El tomó un bodigo de aquellos, el que mejor le paresció, y, dándome mi llave, se fué muy contento, dejándome más a mí.
Mas no toqué en nada por el presente, porque no fuese la falta sentida, y aun porque me vi de tanto bien señor parescióme que la hambre no se me osaba allegar. Vino el misero de mi amo, y quiso Dios no miró en la oblada que el ángel había llevado.
Y otro día, en saliendo de casa, abro mi paraíso panal y como entre las manos y dientes un bodigo, y en dos credos le hice invisible, no se me olvidando el arca abierta. Y comienzo a barrer la casa con mucha alegría, paresciéndome con aquel remedio remediar dende en adelante la triste vida. Y así estuve con ello aquel día y otro gozoso. Mas no estaba en mi dicha que me durase mucho aquel descanso, porque luego, al tercero día, me vino la terciana derecha.
Y fué que veo a deshora al que me mataba de hambre sobre nuestro arcaz, volviendo y revolviendo, contando y tornando a contar los panes.

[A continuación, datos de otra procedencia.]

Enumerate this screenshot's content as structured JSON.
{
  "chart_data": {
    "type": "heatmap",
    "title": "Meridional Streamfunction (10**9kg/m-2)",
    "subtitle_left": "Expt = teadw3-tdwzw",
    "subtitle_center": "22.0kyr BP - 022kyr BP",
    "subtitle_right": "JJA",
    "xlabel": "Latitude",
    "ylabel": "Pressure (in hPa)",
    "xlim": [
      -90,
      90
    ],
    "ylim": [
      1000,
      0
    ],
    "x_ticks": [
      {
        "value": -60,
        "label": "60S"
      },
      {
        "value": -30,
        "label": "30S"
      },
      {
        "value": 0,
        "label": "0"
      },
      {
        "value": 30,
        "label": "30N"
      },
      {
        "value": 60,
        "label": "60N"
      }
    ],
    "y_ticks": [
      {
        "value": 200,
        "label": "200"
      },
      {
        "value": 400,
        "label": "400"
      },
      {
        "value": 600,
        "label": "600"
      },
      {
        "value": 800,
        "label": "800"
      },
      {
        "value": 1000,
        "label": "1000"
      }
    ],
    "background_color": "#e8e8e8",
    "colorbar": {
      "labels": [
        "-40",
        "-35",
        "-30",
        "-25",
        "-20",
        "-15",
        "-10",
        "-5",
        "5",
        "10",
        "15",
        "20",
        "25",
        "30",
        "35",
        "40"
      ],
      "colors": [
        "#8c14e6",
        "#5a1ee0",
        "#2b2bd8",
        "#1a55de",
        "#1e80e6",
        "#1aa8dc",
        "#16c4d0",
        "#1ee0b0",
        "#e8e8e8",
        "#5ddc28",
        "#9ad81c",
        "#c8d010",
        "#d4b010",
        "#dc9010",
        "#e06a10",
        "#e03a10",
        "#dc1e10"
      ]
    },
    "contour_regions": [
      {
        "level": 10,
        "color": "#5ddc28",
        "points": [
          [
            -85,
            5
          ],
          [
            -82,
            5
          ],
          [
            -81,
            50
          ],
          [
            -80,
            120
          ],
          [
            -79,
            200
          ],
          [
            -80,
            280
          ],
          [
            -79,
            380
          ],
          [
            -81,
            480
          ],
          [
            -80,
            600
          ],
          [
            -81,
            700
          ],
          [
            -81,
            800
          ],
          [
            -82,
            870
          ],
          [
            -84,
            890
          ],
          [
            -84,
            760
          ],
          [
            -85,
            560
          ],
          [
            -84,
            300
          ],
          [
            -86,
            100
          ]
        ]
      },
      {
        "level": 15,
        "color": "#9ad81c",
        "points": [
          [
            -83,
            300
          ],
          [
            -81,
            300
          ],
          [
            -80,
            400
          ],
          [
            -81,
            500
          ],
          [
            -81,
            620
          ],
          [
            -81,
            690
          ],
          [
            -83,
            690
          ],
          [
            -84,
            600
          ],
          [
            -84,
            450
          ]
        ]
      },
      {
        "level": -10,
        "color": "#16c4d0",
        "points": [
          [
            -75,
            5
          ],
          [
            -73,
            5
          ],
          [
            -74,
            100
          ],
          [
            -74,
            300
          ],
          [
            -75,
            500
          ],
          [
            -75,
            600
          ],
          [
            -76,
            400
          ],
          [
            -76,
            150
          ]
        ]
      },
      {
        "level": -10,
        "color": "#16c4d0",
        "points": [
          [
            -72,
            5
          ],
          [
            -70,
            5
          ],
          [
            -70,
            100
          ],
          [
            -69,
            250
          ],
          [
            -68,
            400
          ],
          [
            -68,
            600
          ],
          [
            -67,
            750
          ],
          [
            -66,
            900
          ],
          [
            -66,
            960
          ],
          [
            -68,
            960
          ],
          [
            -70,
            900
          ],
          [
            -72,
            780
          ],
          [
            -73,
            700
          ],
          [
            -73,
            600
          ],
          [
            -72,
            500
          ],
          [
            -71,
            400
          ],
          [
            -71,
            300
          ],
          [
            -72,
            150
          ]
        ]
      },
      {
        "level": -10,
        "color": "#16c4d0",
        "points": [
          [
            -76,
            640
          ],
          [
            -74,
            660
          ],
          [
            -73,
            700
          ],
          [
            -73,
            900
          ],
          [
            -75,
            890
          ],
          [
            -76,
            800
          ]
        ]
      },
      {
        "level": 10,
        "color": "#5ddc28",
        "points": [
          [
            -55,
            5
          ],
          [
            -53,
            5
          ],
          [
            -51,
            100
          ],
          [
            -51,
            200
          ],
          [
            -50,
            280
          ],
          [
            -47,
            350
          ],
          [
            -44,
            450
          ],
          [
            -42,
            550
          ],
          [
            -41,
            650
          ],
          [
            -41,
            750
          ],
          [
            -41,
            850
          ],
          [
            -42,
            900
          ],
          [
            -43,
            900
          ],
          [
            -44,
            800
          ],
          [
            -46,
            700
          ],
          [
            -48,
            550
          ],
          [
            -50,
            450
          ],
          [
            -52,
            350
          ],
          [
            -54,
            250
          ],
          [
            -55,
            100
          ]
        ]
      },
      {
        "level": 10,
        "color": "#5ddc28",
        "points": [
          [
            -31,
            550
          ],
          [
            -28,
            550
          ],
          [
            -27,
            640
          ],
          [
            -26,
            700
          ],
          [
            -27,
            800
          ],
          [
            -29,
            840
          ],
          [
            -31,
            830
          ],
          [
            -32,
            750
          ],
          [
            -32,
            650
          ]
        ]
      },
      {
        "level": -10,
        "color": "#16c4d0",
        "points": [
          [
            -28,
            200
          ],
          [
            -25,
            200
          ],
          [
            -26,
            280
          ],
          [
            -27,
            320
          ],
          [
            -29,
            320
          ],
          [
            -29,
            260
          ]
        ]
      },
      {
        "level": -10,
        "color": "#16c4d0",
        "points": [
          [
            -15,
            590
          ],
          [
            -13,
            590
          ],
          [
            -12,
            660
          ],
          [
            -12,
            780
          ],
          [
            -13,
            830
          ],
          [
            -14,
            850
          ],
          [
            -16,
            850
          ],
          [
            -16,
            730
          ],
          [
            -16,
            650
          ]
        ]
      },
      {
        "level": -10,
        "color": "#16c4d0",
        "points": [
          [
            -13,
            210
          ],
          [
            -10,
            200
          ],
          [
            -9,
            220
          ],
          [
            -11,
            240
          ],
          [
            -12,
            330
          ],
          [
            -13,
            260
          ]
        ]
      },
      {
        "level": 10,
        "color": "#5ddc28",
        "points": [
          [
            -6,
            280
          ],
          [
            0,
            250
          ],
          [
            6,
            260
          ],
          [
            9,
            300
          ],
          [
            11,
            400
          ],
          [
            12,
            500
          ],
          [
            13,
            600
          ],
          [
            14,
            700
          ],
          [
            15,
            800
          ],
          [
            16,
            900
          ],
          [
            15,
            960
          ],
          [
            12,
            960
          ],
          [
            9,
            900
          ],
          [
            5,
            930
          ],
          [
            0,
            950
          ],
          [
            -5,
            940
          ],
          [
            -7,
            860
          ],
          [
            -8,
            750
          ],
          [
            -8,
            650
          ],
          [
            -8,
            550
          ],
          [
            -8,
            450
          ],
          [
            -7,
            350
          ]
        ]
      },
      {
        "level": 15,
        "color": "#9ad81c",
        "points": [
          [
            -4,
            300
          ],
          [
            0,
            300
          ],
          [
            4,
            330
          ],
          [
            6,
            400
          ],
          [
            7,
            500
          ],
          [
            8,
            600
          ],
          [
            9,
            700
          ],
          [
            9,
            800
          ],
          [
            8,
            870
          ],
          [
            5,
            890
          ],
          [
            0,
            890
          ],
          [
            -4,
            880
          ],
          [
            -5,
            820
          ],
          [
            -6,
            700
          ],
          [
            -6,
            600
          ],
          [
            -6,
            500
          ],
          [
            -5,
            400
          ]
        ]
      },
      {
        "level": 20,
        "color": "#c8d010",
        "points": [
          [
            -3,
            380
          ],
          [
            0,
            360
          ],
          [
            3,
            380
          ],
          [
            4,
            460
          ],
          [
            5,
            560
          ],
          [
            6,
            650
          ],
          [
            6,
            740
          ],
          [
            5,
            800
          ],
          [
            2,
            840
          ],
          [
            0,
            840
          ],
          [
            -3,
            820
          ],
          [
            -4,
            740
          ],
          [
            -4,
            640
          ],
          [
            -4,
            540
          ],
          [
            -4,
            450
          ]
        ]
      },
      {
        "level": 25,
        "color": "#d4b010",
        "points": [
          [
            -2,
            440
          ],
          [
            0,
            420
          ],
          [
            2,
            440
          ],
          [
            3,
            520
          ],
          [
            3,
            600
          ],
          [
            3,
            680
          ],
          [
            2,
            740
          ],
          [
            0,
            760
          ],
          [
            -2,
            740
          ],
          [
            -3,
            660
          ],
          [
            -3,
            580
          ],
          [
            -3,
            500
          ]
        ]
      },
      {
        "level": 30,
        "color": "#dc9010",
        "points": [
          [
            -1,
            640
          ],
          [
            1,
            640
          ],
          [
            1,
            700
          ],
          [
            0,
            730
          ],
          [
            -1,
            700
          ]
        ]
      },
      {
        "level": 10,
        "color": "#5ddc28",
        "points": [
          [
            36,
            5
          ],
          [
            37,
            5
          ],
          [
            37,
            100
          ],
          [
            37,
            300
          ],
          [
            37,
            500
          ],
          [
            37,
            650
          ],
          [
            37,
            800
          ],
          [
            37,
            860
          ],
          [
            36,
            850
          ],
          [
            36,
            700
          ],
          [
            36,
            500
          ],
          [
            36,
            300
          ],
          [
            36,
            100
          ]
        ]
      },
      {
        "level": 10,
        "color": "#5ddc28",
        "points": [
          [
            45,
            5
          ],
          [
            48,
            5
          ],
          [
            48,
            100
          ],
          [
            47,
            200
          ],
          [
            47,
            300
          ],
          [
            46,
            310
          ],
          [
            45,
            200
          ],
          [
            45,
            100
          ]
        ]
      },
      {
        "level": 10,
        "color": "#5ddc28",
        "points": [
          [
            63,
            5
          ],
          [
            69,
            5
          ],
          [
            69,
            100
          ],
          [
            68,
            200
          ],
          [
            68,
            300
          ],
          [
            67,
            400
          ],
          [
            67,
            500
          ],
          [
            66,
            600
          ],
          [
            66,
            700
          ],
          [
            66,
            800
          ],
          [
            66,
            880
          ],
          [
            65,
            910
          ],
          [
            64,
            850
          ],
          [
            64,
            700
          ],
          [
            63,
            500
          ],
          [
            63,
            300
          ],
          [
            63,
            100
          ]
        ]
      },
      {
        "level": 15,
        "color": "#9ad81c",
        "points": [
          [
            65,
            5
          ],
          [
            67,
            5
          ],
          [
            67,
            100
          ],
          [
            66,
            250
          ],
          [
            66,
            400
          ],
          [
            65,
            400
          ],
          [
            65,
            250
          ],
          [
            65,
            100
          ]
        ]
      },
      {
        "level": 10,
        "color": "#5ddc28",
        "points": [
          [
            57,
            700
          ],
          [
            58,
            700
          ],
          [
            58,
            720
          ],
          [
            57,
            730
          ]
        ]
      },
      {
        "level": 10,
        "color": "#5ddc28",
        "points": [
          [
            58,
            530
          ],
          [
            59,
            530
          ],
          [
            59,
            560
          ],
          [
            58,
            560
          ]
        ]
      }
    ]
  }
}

Yo disimulaba, y en mi secreta oración y devociones y plegarias decía:
«¡San Juan y ciégale!»
Después que estuvo un gran rato echando la cuenta, por días y dedos contando, dijo:
—Si no tuviera a tan buen recaudo esta arca, yo dijera que me habían tomado de ella panes; pero de hoy más, sólo por cerrar la puerta a la sospecha, quiero tener buena cuenta con ellos: nueve quedan y un pedazo.